Le ministre de l'Education nationale Vincent Peillon - -

Le ministre de l'Education nationale Vincent Peillon dévoile ce jeudi sa réforme de l'éducation prioritaire. Elle visera notamment à développer les réseaux d'éducation prioritaire.

"Tous les élèves de France ont droit à l'exigence". Le ministre de l'Education nationale Vincent Peillon lance ce jeudi sa réforme visant à soutenir autrement - mais dans un périmètre équivalent, soit "1.000 réseaux" - les collèges et les lycées en difficulté.

"Nous assumerons de mettre davantage de moyens là où il y en a le plus besoin", a affirme-t-il dans un entretien au Parisien. Et, déconstruisant l'idée que les zones sensibles sont déjà les mieux rétribuées, le ministre détaille: "La Cour des comptes a montré que l’Etat donne 47% de plus pour former un élève à Paris qu’à Créteil".

Vincent Peillon entend bien - malgré son engagement pour les élections européennes du mois de juin - veiller à la mise en oeuvre de cette réforme. Outre l'aspect financier, il ne s'agit pas de mettre en place "une école à deux vitesses, insiste le ministre. Si on vise à mettre en place des pédagogies différenciées, c'est pour atteindre ce fameux socle de culture et de connaissances qui doit être commun à tous les enfants de la République".

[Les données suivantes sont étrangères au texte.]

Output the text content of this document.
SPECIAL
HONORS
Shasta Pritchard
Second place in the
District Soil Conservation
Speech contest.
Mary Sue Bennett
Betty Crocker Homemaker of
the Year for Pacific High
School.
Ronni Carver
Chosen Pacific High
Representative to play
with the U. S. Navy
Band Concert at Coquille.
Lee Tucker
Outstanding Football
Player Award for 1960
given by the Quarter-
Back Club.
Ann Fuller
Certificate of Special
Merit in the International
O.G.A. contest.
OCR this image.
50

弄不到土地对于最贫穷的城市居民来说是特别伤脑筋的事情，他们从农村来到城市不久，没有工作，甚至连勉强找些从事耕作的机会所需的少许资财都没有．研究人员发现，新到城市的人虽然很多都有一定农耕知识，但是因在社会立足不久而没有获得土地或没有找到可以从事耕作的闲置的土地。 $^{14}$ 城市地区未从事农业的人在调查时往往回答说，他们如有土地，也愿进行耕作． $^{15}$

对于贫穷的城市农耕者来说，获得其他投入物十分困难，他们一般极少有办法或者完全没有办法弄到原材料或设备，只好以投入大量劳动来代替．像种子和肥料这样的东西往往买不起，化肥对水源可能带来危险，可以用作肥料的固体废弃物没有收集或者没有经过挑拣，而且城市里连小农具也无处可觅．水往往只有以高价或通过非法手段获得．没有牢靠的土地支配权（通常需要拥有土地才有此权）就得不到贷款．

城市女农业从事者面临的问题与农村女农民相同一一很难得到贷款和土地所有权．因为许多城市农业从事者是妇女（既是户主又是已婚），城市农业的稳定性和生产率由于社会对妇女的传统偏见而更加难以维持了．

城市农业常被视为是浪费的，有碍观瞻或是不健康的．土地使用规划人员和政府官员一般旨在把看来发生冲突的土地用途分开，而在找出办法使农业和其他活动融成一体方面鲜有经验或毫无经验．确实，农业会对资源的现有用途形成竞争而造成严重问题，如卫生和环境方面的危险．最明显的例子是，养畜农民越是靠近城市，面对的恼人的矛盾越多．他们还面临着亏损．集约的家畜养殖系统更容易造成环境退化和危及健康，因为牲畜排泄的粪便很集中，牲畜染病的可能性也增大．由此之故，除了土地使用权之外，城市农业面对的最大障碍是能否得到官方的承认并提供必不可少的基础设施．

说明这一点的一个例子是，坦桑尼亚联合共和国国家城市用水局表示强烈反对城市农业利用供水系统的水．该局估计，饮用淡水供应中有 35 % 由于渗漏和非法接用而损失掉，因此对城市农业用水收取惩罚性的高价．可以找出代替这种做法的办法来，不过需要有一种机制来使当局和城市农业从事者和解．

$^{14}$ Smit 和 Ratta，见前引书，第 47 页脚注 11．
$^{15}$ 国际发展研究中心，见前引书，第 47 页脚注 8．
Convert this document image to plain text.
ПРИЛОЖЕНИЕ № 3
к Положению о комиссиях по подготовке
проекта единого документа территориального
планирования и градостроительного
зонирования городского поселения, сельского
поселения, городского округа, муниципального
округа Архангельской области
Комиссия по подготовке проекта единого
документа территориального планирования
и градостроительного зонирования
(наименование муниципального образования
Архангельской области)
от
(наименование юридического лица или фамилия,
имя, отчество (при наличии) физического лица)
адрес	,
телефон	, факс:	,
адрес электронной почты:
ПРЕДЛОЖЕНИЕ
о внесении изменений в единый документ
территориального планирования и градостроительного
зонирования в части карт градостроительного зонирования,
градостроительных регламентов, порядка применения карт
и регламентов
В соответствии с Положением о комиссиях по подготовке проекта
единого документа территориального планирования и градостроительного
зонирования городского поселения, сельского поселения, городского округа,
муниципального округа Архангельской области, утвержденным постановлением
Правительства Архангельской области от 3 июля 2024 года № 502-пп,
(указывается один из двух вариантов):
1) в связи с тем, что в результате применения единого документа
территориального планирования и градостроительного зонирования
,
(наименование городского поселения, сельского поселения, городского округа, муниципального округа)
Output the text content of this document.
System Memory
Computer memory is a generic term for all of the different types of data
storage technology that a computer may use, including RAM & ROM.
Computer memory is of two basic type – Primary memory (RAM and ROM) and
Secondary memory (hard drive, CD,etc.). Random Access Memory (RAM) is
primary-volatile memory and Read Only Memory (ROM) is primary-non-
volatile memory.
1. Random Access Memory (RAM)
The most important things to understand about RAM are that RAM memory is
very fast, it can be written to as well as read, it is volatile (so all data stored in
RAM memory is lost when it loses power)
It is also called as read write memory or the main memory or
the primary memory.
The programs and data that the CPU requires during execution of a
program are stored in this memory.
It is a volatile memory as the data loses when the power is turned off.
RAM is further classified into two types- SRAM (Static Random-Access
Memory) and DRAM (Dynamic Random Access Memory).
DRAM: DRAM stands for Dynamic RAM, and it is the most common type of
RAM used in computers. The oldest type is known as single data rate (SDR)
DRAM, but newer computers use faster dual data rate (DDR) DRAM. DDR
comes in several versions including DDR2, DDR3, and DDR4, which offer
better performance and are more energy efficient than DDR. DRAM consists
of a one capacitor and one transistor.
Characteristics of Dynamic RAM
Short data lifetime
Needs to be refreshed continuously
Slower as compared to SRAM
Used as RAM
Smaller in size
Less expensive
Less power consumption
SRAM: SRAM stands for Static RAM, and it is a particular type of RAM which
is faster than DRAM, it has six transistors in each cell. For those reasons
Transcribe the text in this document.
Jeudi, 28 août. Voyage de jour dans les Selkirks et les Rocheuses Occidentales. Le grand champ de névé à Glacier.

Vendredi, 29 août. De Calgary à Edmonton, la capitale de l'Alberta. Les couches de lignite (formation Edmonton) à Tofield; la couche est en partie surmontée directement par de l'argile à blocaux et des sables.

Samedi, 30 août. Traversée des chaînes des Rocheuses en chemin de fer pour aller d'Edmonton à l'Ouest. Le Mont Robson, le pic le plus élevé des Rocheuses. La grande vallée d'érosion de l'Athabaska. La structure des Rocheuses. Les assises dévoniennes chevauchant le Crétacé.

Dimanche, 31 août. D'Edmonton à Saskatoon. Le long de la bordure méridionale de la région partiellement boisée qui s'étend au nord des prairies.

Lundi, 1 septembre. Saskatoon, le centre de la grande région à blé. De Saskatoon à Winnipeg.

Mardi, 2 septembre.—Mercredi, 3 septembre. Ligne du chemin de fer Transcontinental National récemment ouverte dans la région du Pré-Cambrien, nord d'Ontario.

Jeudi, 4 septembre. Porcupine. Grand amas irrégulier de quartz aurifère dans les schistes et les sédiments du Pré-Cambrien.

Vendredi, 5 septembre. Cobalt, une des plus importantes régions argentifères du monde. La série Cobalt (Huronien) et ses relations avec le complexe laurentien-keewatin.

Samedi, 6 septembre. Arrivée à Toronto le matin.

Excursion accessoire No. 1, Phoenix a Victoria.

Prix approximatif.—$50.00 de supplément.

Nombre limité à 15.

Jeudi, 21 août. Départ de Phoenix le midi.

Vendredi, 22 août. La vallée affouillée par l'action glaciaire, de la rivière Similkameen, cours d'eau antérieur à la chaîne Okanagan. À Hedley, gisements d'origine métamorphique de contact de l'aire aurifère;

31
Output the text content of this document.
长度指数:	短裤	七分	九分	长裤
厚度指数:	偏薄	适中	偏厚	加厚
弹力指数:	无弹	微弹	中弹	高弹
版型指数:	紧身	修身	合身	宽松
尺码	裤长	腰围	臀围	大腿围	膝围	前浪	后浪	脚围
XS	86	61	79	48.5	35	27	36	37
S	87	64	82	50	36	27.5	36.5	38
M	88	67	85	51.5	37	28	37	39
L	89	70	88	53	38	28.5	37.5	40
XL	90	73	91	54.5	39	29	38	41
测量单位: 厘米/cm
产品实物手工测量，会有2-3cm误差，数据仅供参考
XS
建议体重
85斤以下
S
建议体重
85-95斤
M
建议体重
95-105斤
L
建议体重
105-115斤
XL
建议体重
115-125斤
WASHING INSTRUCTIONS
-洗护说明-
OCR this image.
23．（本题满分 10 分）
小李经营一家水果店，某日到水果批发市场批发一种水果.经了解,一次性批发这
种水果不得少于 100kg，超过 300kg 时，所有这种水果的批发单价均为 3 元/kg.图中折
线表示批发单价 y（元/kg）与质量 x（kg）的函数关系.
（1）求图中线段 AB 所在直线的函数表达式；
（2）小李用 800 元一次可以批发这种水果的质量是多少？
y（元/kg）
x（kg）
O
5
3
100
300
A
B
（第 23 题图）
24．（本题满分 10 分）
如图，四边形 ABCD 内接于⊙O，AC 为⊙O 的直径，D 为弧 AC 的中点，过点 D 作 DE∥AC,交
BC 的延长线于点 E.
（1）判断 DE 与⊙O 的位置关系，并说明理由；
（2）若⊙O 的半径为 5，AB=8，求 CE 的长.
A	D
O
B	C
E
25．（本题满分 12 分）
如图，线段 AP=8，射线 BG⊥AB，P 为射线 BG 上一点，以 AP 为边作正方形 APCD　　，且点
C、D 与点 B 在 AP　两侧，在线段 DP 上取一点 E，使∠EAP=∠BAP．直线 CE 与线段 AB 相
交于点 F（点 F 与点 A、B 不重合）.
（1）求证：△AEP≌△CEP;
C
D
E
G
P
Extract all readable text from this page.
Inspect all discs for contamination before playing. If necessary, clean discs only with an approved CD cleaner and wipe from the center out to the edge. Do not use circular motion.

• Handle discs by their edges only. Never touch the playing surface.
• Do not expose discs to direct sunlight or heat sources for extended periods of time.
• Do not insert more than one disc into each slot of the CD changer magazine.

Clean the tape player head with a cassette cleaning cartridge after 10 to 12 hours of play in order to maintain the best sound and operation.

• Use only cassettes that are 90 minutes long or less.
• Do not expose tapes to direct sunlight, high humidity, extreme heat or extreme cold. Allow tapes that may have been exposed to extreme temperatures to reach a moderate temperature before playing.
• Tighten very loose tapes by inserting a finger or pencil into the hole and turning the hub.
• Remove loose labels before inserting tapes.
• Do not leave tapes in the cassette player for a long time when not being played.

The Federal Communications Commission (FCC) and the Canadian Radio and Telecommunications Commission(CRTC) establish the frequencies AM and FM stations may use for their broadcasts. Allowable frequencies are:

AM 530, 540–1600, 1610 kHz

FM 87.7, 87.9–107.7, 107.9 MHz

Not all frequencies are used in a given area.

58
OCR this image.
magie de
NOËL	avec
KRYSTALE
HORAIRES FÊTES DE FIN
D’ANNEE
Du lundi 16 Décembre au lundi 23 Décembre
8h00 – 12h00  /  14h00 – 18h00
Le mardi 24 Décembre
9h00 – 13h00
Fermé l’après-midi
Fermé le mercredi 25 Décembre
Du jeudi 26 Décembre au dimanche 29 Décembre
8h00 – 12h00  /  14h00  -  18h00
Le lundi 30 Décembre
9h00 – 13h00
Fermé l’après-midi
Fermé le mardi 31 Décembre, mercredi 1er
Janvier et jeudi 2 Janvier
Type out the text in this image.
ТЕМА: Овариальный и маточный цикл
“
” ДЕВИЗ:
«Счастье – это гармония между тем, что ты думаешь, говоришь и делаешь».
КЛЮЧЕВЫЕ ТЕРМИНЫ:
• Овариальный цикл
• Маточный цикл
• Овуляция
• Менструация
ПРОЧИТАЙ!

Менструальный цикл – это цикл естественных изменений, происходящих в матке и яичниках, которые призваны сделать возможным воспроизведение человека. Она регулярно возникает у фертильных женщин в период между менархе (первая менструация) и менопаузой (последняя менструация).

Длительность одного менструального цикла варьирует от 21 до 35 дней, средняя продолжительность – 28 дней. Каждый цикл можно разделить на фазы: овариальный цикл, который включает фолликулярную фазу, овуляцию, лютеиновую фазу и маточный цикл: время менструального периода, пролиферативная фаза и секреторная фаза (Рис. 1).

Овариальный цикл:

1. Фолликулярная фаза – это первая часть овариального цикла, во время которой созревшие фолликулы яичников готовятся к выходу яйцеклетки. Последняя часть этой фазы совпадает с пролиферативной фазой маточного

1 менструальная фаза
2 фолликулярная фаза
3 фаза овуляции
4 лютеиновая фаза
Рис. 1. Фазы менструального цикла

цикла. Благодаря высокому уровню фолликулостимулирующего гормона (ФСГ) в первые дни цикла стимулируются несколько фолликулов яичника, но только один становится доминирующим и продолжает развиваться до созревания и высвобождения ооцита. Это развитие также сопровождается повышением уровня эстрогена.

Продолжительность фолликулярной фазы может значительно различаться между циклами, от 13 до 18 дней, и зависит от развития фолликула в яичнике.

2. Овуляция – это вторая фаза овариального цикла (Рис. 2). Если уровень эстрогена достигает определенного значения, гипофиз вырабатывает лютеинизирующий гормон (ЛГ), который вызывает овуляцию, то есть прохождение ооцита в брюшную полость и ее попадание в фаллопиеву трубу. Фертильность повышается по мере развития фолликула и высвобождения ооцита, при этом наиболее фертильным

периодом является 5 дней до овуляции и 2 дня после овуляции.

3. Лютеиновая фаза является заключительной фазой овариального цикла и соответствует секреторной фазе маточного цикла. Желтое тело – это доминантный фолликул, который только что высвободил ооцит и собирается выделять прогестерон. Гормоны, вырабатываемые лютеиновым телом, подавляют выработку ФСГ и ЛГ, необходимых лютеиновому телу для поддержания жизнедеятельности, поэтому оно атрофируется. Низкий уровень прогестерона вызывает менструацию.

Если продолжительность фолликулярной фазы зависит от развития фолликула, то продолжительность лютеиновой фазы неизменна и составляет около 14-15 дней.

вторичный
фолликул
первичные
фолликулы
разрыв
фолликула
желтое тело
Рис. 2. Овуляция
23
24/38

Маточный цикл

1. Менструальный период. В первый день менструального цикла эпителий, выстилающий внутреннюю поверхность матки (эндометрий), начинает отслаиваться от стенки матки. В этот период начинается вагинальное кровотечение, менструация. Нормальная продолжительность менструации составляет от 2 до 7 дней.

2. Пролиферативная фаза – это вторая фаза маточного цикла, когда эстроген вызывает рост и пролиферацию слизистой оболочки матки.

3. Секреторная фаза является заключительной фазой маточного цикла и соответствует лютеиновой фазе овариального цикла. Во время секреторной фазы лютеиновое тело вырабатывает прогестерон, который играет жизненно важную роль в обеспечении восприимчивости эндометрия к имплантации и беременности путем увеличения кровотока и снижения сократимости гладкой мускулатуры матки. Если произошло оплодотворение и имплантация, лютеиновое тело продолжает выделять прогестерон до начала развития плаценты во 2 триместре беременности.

Pour ce faire, "des équipes de spécialistes qui aideront les enseignants à traiter la difficulté scolaire" seront formées.

1 élève sur 4 sur "le carreau"

Les Réseaux d'éducation prioritaire, les REP - ils existent depuis 1997 - seront au nombre de 350 et remplaceront dans les priorités les actuelles ZEP, zones d'education prioritaires, créées en 1981. L'avantage du réseau est de concentrer cinq ou six sites dans un travail en commun.

"Il n’y aura pas, d’un côté, des établissements qui récolteront énormément de moyens, et, d’un autre, des collèges et écoles qui n’auront rien", défend Vincent Peillon dans le quotidien avant d'affirmer que sa réforme est financée "sur le budget de l'Education nationale, jusqu'à 2017, dans le cadre des moyens alloués à la Refondation".

"Je ne souhaite pas qu'on ghettoïse l'éducation prioritaire", martèle le ministre de l'Education nationale mais "il ne faut plus que 25% des élèves restent sur le carreau". Un constat qui oblige à réformer. "Je veux être dans l'incitation", insiste Vincent Peillon. Mais une réforme qui passe par l'adhésion de tous: élèves et professeurs.